Post by Russell Warren
I do recognize that this is not the intent of a deque, given the
clearly non-"double-ended" nature. I'm using a deque in a place where
99.999 of the time it will be a fifo, but occasionally I will want to
pop from the middle.

So does the speed of the remaining 0.001 cases really matter? Note
that even just indexing into a deque takes O(index) time.

Post by Russell Warren
...
I should stop guessing. Or at least figure out how to find the source
code for the deque implementation...

It's in Modules/collectionsmodule.c. You'll see that a deque is
implemented as a doubly-linked list of buckets, where each bucket is a
contiguous vector of no more than 62 (pointers to) elements. There
appears to be an invariant that all "interior" (non-endpoint) buckets
contain exactly 62 elements, presumably to speed indexing. It all
works very well for deque's intended purposes.

Post by Russell Warren
Should I avoid using deques with large iterables?

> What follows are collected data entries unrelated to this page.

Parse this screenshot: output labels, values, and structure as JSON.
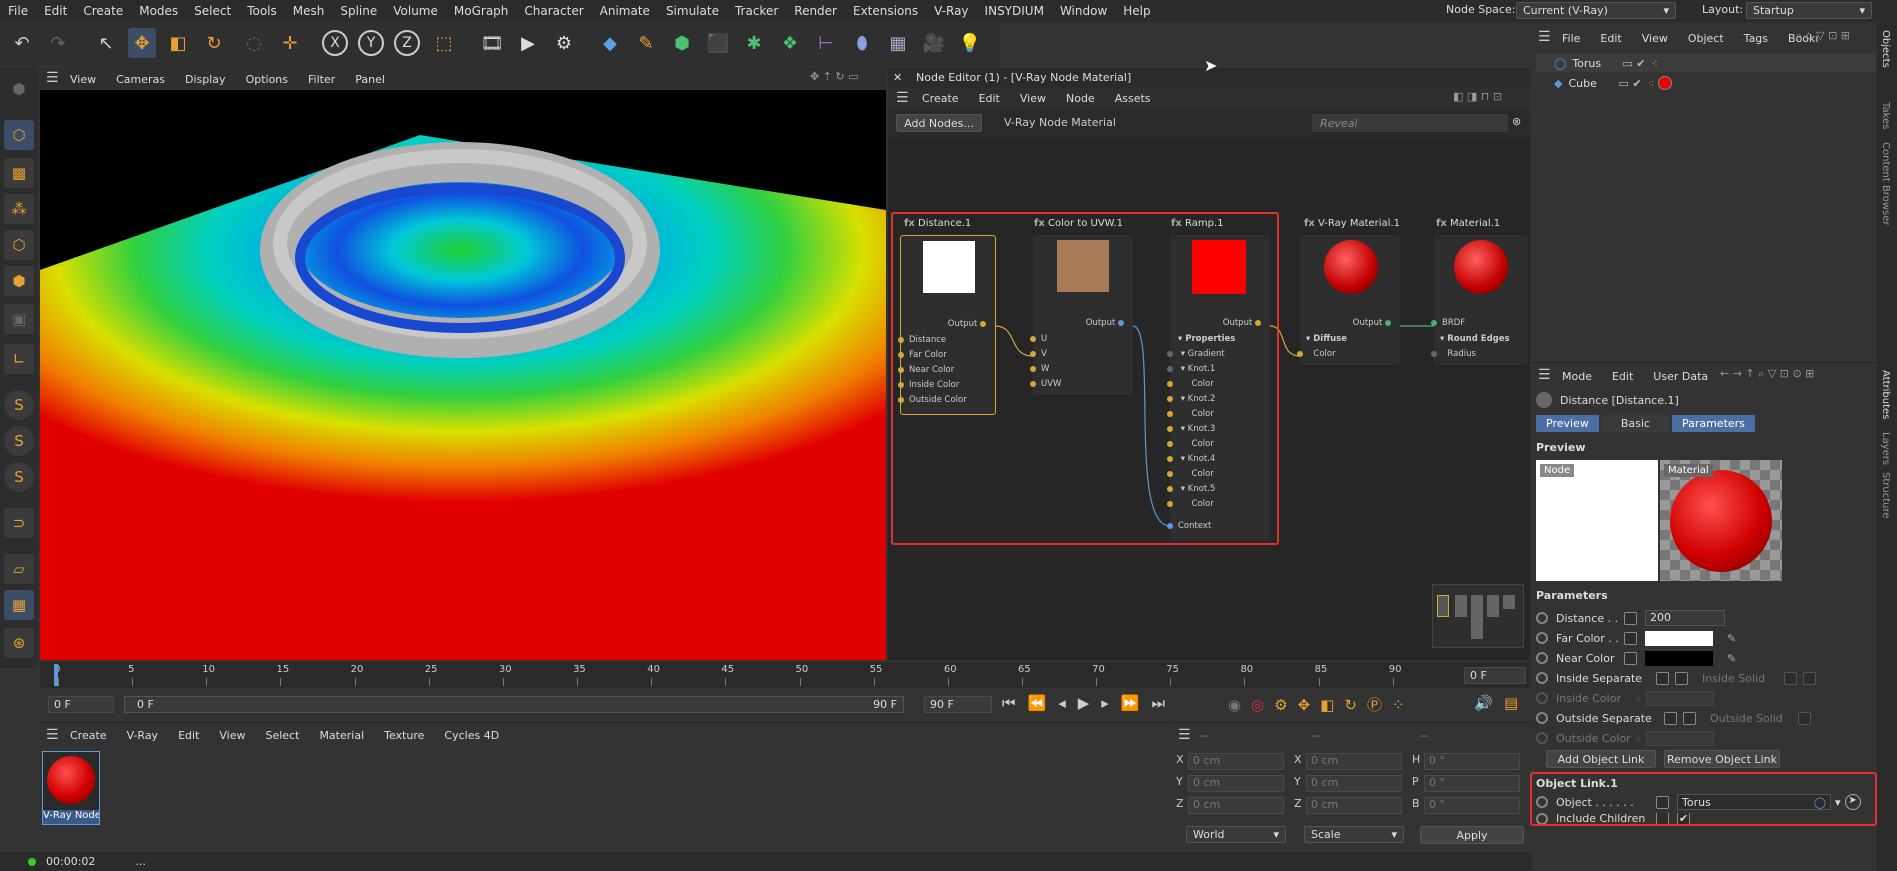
{
  "menu": {
    "items": [
      "File",
      "Edit",
      "Create",
      "Modes",
      "Select",
      "Tools",
      "Mesh",
      "Spline",
      "Volume",
      "MoGraph",
      "Character",
      "Animate",
      "Simulate",
      "Tracker",
      "Render",
      "Extensions",
      "V-Ray",
      "INSYDIUM",
      "Window",
      "Help"
    ]
  },
  "header": {
    "node_space_label": "Node Space:",
    "node_space_value": "Current (V-Ray)",
    "layout_label": "Layout:",
    "layout_value": "Startup"
  },
  "viewport": {
    "menu": [
      "View",
      "Cameras",
      "Display",
      "Options",
      "Filter",
      "Panel"
    ]
  },
  "node_editor": {
    "title": "Node Editor (1) - [V-Ray Node Material]",
    "menu": [
      "Create",
      "Edit",
      "View",
      "Node",
      "Assets"
    ],
    "add_nodes": "Add Nodes...",
    "material_name": "V-Ray Node Material",
    "reveal_placeholder": "Reveal",
    "output_label": "Output",
    "nodes": {
      "distance": {
        "title": "Distance.1",
        "ports": [
          "Distance",
          "Far Color",
          "Near Color",
          "Inside Color",
          "Outside Color"
        ]
      },
      "color_uvw": {
        "title": "Color to UVW.1",
        "ports": [
          "U",
          "V",
          "W",
          "UVW"
        ]
      },
      "ramp": {
        "title": "Ramp.1",
        "ports": [
          "Properties",
          "Gradient",
          "Knot.1",
          "Color",
          "Knot.2",
          "Color",
          "Knot.3",
          "Color",
          "Knot.4",
          "Color",
          "Knot.5",
          "Color",
          "Context"
        ]
      },
      "vray_mat": {
        "title": "V-Ray Material.1",
        "ports": [
          "Diffuse",
          "Color"
        ]
      },
      "material": {
        "title": "Material.1",
        "ports": [
          "BRDF",
          "Round Edges",
          "Radius"
        ]
      }
    }
  },
  "objects": {
    "menu": [
      "File",
      "Edit",
      "View",
      "Object",
      "Tags",
      "Bookı"
    ],
    "items": [
      {
        "name": "Torus"
      },
      {
        "name": "Cube"
      }
    ],
    "side_tabs": [
      "Objects",
      "Takes",
      "Content Browser"
    ]
  },
  "attributes": {
    "menu": [
      "Mode",
      "Edit",
      "User Data"
    ],
    "title": "Distance [Distance.1]",
    "tabs": [
      "Preview",
      "Basic",
      "Parameters"
    ],
    "preview_heading": "Preview",
    "preview_node_label": "Node",
    "preview_material_label": "Material",
    "parameters_heading": "Parameters",
    "distance_label": "Distance . .",
    "distance_value": "200",
    "far_color_label": "Far Color . .",
    "near_color_label": "Near Color",
    "inside_separate_label": "Inside Separate",
    "inside_solid_label": "Inside Solid",
    "inside_color_label": "Inside Color",
    "outside_separate_label": "Outside Separate",
    "outside_solid_label": "Outside Solid",
    "outside_color_label": "Outside Color",
    "add_object_link": "Add Object Link",
    "remove_object_link": "Remove Object Link",
    "object_link_heading": "Object Link.1",
    "object_label": "Object . . . . . .",
    "object_value": "Torus",
    "include_children_label": "Include Children",
    "side_tabs": [
      "Attributes",
      "Layers",
      "Structure"
    ]
  },
  "timeline": {
    "ticks": [
      "0",
      "5",
      "10",
      "15",
      "20",
      "25",
      "30",
      "35",
      "40",
      "45",
      "50",
      "55",
      "60",
      "65",
      "70",
      "75",
      "80",
      "85",
      "90"
    ],
    "current_frame": "0 F",
    "start_frame": "0 F",
    "range_start": "0 F",
    "range_end": "90 F",
    "end_frame": "90 F"
  },
  "material_manager": {
    "menu": [
      "Create",
      "V-Ray",
      "Edit",
      "View",
      "Select",
      "Material",
      "Texture",
      "Cycles 4D"
    ],
    "material_name": "V-Ray Node"
  },
  "coordinates": {
    "rows": [
      [
        "X",
        "0 cm",
        "X",
        "0 cm",
        "H",
        "0 °"
      ],
      [
        "Y",
        "0 cm",
        "Y",
        "0 cm",
        "P",
        "0 °"
      ],
      [
        "Z",
        "0 cm",
        "Z",
        "0 cm",
        "B",
        "0 °"
      ]
    ],
    "mode_world": "World",
    "mode_scale": "Scale",
    "apply": "Apply",
    "dashes": [
      "--",
      "--",
      "--"
    ]
  },
  "status": {
    "time": "00:00:02",
    "text": "..."
  },
  "colors": {
    "accent": "#4a6fa5",
    "highlight": "#e03030",
    "node_orange": "#d4a838"
  }
}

Can't answer that without more detail about the criteria you use to judge ;-)

Russell Warren

2006-05-01 23:53:26 UTC

Permalink

Post by Tim Peters
So does the speed of the remaining 0.001 cases really matter? Note
that even just indexing into a deque takes O(index) time.

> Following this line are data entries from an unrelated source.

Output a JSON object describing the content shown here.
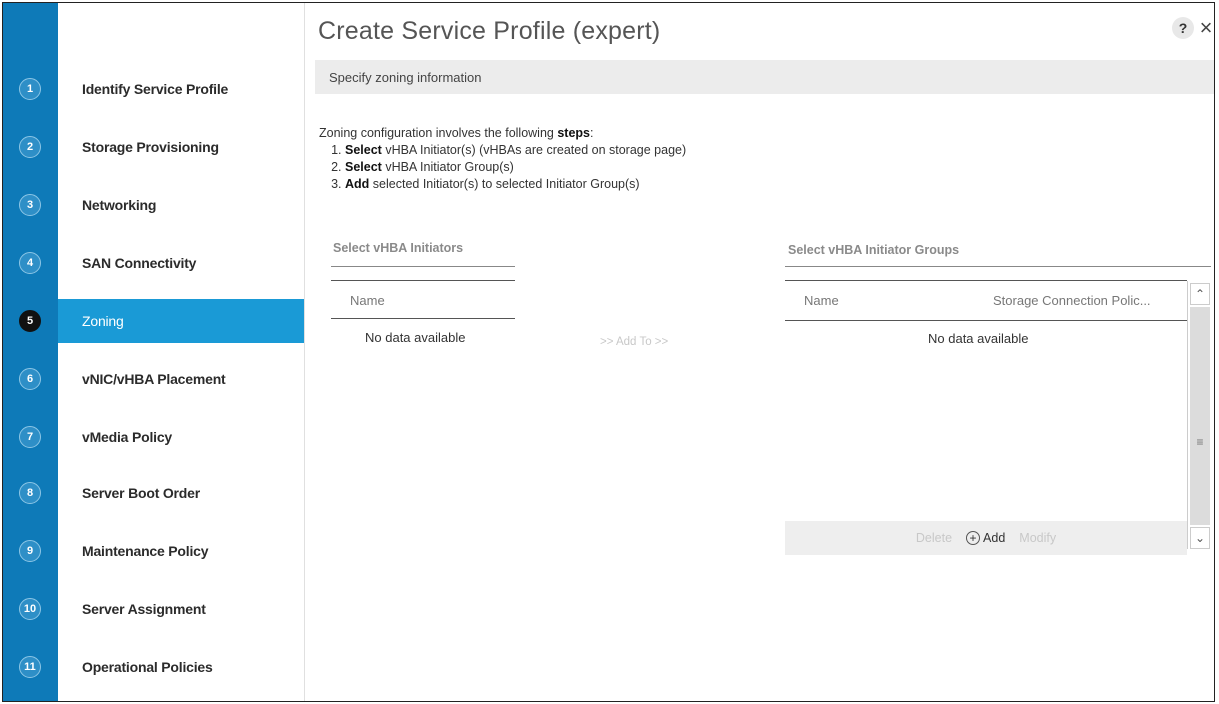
{
  "window": {
    "title": "Create Service Profile (expert)",
    "help_label": "?",
    "close_label": "×"
  },
  "steps": [
    {
      "num": "1",
      "label": "Identify Service Profile"
    },
    {
      "num": "2",
      "label": "Storage Provisioning"
    },
    {
      "num": "3",
      "label": "Networking"
    },
    {
      "num": "4",
      "label": "SAN Connectivity"
    },
    {
      "num": "5",
      "label": "Zoning"
    },
    {
      "num": "6",
      "label": "vNIC/vHBA Placement"
    },
    {
      "num": "7",
      "label": "vMedia Policy"
    },
    {
      "num": "8",
      "label": "Server Boot Order"
    },
    {
      "num": "9",
      "label": "Maintenance Policy"
    },
    {
      "num": "10",
      "label": "Server Assignment"
    },
    {
      "num": "11",
      "label": "Operational Policies"
    }
  ],
  "active_step": "5",
  "content": {
    "subheader": "Specify zoning information",
    "intro": {
      "lead": "Zoning configuration involves the following ",
      "lead_bold": "steps",
      "lead_end": ":",
      "items": [
        {
          "bold": "Select",
          "text": " vHBA Initiator(s) (vHBAs are created on storage page)"
        },
        {
          "bold": "Select",
          "text": " vHBA Initiator Group(s)"
        },
        {
          "bold": "Add",
          "text": " selected Initiator(s) to selected Initiator Group(s)"
        }
      ]
    },
    "initiators": {
      "label": "Select vHBA Initiators",
      "column": "Name",
      "empty": "No data available"
    },
    "add_to_label": ">> Add To >>",
    "groups": {
      "label": "Select vHBA Initiator Groups",
      "col_name": "Name",
      "col_policy": "Storage Connection Polic...",
      "empty": "No data available"
    },
    "toolbar": {
      "delete_label": "Delete",
      "add_label": "Add",
      "modify_label": "Modify"
    }
  }
}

It doesn't matter as much, of course, but I was looking to make every
step as efficient as possible (while staying in python).

As to indexing into a deque being O(index)... I didn't realize that.
It is certainly something to keep in mind, though... looping through
the contents of a deque would obviously be a bad idea with this being
the case! I wonder if the generator for the deque helps reduce this?
Will check later.

Proof of the O(n) for indexing into a deque (not that I doubted Tim #2!
:)...

Post by Tim Peters

import timeit
s = "from collections import deque; d = deque(xrange(1000000))"
timeit.Timer(stmt="x=d[10000]", setup = s).timeit(number=100000)

0.14770257113683627

Post by Tim Peters

timeit.Timer(stmt="x=d[100000]", setup = s).timeit(number=100000)

1.4016418287799155

Russ

Tim Peters

2006-05-02 06:23:37 UTC

Permalink

[Russell Warren]

Post by Russell Warren
...
As to indexing into a deque being O(index)... I didn't realize that.
It is certainly something to keep in mind, though... looping through
the contents of a deque would obviously be a bad idea with this being
the case! I wonder if the generator for the deque helps reduce this?
Will check later.

FYI, deque implements efficient forward and reverse iterators. So, e.g.,

for x in a_deque:
pass

and

for x in reversed(a_deque):
pass

takes time proportional to len(a_deque). In contrast,

for i in xrange(len(a_deque)):
x = a_deque[i]

take time quadratic in len(a_deque).

The iterators don't use __getitem__ under the covers; explicitly
indexing does, and that's the difference here.